Das System zeigt dem Mitarbeiter also sofort, wer als nächstes auf der Warteliste steht. Ein sehr demokratisches Prinzip. Karten horten - unmöglich. Wenn sich ein Gast anmeldet, kann er dabei seine Interessen und Vorlieben angeben - so wie Carolina Motta, die besonders das Kinderprogramm schätzt. Wichtig ist aber auch, dass die Kulturloge jede Form von Missbrauch unterbindet.
"Wir müssen ja auch gegenüber den Kulturveranstaltern sicher gehen, dass die Menschen tatsächlich über ein geringes Einkommen verfügen. Allerdings funktioniert der Nachweis nicht direkt über uns, nur in manchen Fällen. Aber die Ursprungsidee und das ist auch, worüber 90 Prozent der Gäste zu uns kommen, ist über unsere Sozialpartner. Da arbeiten wir inzwischen sicher mit 200 Einrichtungen zusammen, vom Caritas Altenzentrum bis zum Waisenhaus oder den Sozialbürgerhäusern. Und diese Sozialpartner bestätigen auf unseren Anmeldebogen, dass die Gäste berechtigt sind."
Carolina Motta war von Anfang an die treibende Kraft, was das Kulturprogramm in der Familie betrifft.

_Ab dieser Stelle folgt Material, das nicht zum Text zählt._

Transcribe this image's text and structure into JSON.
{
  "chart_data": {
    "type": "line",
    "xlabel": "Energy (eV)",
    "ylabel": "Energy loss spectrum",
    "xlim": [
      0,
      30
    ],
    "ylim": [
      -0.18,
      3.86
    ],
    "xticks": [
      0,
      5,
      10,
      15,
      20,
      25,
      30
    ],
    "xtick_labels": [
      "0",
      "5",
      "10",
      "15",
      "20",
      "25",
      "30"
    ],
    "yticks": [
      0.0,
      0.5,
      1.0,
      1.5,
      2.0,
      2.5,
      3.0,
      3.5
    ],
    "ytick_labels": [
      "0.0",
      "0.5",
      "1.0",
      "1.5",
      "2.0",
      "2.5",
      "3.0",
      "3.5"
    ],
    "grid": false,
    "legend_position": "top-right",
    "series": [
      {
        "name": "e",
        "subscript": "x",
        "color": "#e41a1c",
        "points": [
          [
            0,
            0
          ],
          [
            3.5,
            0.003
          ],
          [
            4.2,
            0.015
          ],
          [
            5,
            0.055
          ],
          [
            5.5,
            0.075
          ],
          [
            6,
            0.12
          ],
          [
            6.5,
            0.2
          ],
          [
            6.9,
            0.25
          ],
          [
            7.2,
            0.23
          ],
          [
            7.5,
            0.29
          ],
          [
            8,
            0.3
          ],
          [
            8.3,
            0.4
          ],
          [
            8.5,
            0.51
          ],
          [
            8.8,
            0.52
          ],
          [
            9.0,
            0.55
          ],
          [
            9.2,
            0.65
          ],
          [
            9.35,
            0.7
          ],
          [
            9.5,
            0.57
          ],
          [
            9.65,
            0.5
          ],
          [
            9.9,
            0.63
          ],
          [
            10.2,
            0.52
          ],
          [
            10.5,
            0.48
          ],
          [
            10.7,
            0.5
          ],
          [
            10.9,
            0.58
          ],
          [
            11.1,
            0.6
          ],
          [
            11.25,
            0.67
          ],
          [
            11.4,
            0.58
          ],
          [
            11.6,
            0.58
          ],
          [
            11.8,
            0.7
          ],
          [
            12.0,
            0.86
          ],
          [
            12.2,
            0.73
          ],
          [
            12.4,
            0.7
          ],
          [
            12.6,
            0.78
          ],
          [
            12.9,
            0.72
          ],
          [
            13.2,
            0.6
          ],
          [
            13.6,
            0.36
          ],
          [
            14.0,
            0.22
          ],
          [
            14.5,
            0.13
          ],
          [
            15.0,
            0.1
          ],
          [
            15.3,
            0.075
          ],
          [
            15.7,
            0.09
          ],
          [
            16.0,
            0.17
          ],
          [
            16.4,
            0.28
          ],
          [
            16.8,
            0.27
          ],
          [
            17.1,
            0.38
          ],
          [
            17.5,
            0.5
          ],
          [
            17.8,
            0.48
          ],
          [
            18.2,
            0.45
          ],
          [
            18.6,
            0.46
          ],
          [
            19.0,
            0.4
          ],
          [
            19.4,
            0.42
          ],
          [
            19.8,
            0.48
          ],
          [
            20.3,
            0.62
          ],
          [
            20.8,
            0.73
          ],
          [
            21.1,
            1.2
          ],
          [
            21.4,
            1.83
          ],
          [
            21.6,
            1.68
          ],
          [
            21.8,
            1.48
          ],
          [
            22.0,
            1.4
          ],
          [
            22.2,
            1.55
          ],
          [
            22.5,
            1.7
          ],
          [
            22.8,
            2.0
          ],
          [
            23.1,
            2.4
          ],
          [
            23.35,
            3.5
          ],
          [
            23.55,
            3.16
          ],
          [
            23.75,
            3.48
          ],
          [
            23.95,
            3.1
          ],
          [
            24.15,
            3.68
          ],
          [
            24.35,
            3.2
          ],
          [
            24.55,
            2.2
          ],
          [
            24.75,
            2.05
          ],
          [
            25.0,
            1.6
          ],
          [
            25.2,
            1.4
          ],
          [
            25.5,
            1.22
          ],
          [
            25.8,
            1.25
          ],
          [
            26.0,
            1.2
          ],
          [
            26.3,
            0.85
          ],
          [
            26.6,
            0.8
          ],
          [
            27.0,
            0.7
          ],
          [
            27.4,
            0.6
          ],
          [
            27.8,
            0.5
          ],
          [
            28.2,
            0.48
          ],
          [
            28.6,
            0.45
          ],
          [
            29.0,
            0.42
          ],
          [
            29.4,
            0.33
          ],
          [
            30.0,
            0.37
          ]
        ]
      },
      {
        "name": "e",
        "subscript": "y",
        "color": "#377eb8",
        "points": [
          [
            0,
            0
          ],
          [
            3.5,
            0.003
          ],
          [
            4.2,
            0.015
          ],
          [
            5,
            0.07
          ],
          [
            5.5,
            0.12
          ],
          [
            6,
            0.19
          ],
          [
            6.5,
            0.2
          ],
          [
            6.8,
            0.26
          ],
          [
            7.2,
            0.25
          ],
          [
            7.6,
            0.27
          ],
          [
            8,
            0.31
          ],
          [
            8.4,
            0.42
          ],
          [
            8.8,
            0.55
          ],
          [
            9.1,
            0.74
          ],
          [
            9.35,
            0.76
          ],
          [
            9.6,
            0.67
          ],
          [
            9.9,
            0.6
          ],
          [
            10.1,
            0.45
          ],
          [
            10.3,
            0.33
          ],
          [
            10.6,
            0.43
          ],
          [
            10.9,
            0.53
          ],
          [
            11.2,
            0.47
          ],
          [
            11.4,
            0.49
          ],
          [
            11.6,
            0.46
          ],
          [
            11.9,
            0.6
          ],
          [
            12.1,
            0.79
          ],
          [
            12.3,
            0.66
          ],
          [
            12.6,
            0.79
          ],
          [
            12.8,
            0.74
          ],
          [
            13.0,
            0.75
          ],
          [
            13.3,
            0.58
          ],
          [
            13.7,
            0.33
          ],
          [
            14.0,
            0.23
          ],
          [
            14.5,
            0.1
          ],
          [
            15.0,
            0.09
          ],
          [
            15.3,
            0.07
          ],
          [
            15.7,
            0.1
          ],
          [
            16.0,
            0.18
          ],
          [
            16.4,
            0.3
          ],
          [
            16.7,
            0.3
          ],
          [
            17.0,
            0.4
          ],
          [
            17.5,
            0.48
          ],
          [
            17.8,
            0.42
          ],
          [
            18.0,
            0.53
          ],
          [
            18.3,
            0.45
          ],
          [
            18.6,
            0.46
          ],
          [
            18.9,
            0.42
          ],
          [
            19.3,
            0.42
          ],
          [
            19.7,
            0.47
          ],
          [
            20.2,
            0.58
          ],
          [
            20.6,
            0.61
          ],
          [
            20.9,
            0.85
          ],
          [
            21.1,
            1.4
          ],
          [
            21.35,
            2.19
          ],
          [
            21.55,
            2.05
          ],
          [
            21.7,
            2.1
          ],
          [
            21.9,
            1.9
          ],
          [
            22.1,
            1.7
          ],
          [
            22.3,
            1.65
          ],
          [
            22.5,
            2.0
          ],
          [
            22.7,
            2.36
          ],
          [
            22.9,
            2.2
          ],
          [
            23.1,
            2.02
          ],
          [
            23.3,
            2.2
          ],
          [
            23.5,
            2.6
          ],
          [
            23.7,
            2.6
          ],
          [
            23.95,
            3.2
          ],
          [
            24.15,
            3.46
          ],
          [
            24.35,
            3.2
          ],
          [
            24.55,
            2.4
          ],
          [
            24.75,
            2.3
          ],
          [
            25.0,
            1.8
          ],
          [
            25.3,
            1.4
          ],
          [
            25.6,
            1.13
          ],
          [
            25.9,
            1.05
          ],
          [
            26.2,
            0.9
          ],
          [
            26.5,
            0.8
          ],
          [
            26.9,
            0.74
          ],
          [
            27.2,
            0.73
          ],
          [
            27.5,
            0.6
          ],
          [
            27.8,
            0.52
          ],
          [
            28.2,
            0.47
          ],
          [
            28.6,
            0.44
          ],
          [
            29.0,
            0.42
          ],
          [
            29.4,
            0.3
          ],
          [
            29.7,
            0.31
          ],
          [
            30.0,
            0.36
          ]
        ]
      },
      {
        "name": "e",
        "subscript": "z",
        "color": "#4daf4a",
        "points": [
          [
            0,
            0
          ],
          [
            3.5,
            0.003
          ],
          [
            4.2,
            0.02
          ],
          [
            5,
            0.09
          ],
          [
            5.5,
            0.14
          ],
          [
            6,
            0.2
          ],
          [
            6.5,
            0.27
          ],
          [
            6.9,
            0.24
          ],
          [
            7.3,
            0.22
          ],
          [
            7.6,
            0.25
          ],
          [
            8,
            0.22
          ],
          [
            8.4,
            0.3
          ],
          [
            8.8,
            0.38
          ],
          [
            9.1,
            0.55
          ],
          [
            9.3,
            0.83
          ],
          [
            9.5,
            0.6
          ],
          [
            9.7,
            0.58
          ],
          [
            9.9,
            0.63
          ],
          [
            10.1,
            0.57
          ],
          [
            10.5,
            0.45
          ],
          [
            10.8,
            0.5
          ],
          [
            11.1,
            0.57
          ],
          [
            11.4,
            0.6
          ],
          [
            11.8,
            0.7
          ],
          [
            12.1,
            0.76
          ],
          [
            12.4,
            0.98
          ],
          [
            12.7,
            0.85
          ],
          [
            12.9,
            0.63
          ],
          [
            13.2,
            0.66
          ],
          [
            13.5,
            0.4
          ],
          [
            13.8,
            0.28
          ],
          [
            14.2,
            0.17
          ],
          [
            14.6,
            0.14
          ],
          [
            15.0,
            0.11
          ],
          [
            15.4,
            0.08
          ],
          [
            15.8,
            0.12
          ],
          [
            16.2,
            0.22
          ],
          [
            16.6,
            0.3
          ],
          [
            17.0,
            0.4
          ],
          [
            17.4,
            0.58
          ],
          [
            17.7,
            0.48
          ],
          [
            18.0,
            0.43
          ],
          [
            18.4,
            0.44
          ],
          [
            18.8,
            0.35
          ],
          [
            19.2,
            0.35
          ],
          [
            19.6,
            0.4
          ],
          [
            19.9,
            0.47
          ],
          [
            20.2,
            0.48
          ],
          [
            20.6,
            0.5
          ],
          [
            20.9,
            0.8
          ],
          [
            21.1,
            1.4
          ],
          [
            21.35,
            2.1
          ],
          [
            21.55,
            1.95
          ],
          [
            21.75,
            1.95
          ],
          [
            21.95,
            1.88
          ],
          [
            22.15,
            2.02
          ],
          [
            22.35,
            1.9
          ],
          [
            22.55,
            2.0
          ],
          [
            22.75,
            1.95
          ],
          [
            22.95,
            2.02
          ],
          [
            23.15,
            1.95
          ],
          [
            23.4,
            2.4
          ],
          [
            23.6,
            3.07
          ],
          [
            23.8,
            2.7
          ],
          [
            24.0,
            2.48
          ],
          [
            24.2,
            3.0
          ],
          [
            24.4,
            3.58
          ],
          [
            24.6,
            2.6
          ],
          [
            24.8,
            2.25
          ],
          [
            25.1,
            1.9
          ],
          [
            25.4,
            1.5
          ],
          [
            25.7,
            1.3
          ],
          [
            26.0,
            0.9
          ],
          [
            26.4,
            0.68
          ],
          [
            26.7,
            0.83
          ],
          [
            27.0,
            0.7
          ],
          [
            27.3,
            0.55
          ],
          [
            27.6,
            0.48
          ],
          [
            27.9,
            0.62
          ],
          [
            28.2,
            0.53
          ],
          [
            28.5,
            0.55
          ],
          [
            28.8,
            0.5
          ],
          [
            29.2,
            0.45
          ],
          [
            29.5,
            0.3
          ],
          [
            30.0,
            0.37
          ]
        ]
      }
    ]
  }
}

Sie hat sich um die Anmeldung bei der Kulturloge gekümmert, sie sorgt dafür, dass ihre Kinder etwas abbekommen vom großen Kulturangebot der Stadt München.
"Diese Fantasie und dieses Miteinanderspielen oder auf andere Art sich zu unterhalten und zu interagieren, ich glaube, das ist für Kinder besonders wichtig, weil die auch mit diesem Leistungsdruck aufwachsen und der Ausgleich ist noch wichtiger woanders, wo sie nicht so viel Druck haben."